DI UDO GUMPEL

La morte dignitosa di Toto Riina, detto “la bestia”. Non gliela nega nessuno, la morte dignitosa. Dopo la sua cattura nel 1993, dopo aver sterminato migliaia di persone, in modo atroce, per il futilissimo motivo dell’arrichimento personale suo e del suo sodalizio denominato “Cosa Nostra”, ha vissuto 24 anni tranquilli dietro alle sbarre, ha avuto vito e alloggio a spese nostre, non è stato avvelenato per mezzo dello Stato, ne è stato fritto vivo sulla sedia elettrica.
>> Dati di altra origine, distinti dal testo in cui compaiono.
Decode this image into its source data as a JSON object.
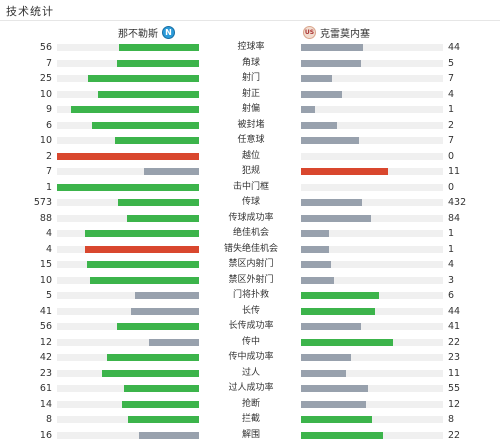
{
  "header": {
    "title": "技术统计"
  },
  "teams": {
    "home": {
      "name": "那不勒斯",
      "badge_icon": "napoli-badge-icon",
      "badge_glyph": "N"
    },
    "away": {
      "name": "克雷莫内塞",
      "badge_icon": "cremonese-badge-icon",
      "badge_glyph": "US"
    }
  },
  "colors": {
    "win": "#3cb44b",
    "lose": "#98a1ad",
    "red": "#d9472e",
    "track": "#f0f0f0"
  },
  "stats": [
    {
      "label": "控球率",
      "home": "56",
      "away": "44",
      "hf": 0.56,
      "af": 0.44,
      "hc": "win",
      "ac": "lose"
    },
    {
      "label": "角球",
      "home": "7",
      "away": "5",
      "hf": 0.58,
      "af": 0.42,
      "hc": "win",
      "ac": "lose"
    },
    {
      "label": "射门",
      "home": "25",
      "away": "7",
      "hf": 0.78,
      "af": 0.22,
      "hc": "win",
      "ac": "lose"
    },
    {
      "label": "射正",
      "home": "10",
      "away": "4",
      "hf": 0.71,
      "af": 0.29,
      "hc": "win",
      "ac": "lose"
    },
    {
      "label": "射偏",
      "home": "9",
      "away": "1",
      "hf": 0.9,
      "af": 0.1,
      "hc": "win",
      "ac": "lose"
    },
    {
      "label": "被封堵",
      "home": "6",
      "away": "2",
      "hf": 0.75,
      "af": 0.25,
      "hc": "win",
      "ac": "lose"
    },
    {
      "label": "任意球",
      "home": "10",
      "away": "7",
      "hf": 0.59,
      "af": 0.41,
      "hc": "win",
      "ac": "lose"
    },
    {
      "label": "越位",
      "home": "2",
      "away": "0",
      "hf": 1.0,
      "af": 0.0,
      "hc": "red",
      "ac": "lose"
    },
    {
      "label": "犯规",
      "home": "7",
      "away": "11",
      "hf": 0.39,
      "af": 0.61,
      "hc": "lose",
      "ac": "red"
    },
    {
      "label": "击中门框",
      "home": "1",
      "away": "0",
      "hf": 1.0,
      "af": 0.0,
      "hc": "win",
      "ac": "lose"
    },
    {
      "label": "传球",
      "home": "573",
      "away": "432",
      "hf": 0.57,
      "af": 0.43,
      "hc": "win",
      "ac": "lose"
    },
    {
      "label": "传球成功率",
      "home": "88",
      "away": "84",
      "hf": 0.51,
      "af": 0.49,
      "hc": "win",
      "ac": "lose"
    },
    {
      "label": "绝佳机会",
      "home": "4",
      "away": "1",
      "hf": 0.8,
      "af": 0.2,
      "hc": "win",
      "ac": "lose"
    },
    {
      "label": "错失绝佳机会",
      "home": "4",
      "away": "1",
      "hf": 0.8,
      "af": 0.2,
      "hc": "red",
      "ac": "lose"
    },
    {
      "label": "禁区内射门",
      "home": "15",
      "away": "4",
      "hf": 0.79,
      "af": 0.21,
      "hc": "win",
      "ac": "lose"
    },
    {
      "label": "禁区外射门",
      "home": "10",
      "away": "3",
      "hf": 0.77,
      "af": 0.23,
      "hc": "win",
      "ac": "lose"
    },
    {
      "label": "门将扑救",
      "home": "5",
      "away": "6",
      "hf": 0.45,
      "af": 0.55,
      "hc": "lose",
      "ac": "win"
    },
    {
      "label": "长传",
      "home": "41",
      "away": "44",
      "hf": 0.48,
      "af": 0.52,
      "hc": "lose",
      "ac": "win"
    },
    {
      "label": "长传成功率",
      "home": "56",
      "away": "41",
      "hf": 0.58,
      "af": 0.42,
      "hc": "win",
      "ac": "lose"
    },
    {
      "label": "传中",
      "home": "12",
      "away": "22",
      "hf": 0.35,
      "af": 0.65,
      "hc": "lose",
      "ac": "win"
    },
    {
      "label": "传中成功率",
      "home": "42",
      "away": "23",
      "hf": 0.65,
      "af": 0.35,
      "hc": "win",
      "ac": "lose"
    },
    {
      "label": "过人",
      "home": "23",
      "away": "11",
      "hf": 0.68,
      "af": 0.32,
      "hc": "win",
      "ac": "lose"
    },
    {
      "label": "过人成功率",
      "home": "61",
      "away": "55",
      "hf": 0.53,
      "af": 0.47,
      "hc": "win",
      "ac": "lose"
    },
    {
      "label": "抢断",
      "home": "14",
      "away": "12",
      "hf": 0.54,
      "af": 0.46,
      "hc": "win",
      "ac": "lose"
    },
    {
      "label": "拦截",
      "home": "8",
      "away": "8",
      "hf": 0.5,
      "af": 0.5,
      "hc": "win",
      "ac": "win"
    },
    {
      "label": "解围",
      "home": "16",
      "away": "22",
      "hf": 0.42,
      "af": 0.58,
      "hc": "lose",
      "ac": "win"
    }
  ]
}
E’ stato trattato con umanità, nonostante ancora due anno or sono ordinò dal carcere la morte del Procuratore di Palermo, Di Matteo. Questi sono i fatti.
Ora la Cassazione vorrebbe che si valuti la concessione della libertà, per morire in santa pace. I PM sono dell’avviso, intercettazioni alla mano, che è ancora lui a commandare in Cosa Nostra. Son tornati gli amici di Andreotti e Carnevale a dettar legge al Palazzaccio? Il dubbio viene.
Morire in dignità si può anche dietro le sbarre. E’ la cosa più umano che gli possa succedere. Lo proteggiamo dai suoi nemici interni, che magari lo vorrebbero far fuori un du’ minuti, appena fuori, per liberare il posto, e anche, non in ultimo, per dare un messaggio ai migliaia di familiari delle vittime della sua furia che sulla sua sentenza c’è scritto “fine pena mai”. E che una volta sola si facciano veramente seguire i fatti alle parole pronunciate, in un’Aula di un Tribunale.
Non è sete di vendetta, ma sete di giustizia, aspettiamo l’estinzione della pena perpetua per morte del reo. Poi dopo ci penserà qualcun’altro, a giudicare la “bestia”, “u tratturi”. Qui sulla terra muoia in galera e da nessun’altra parte.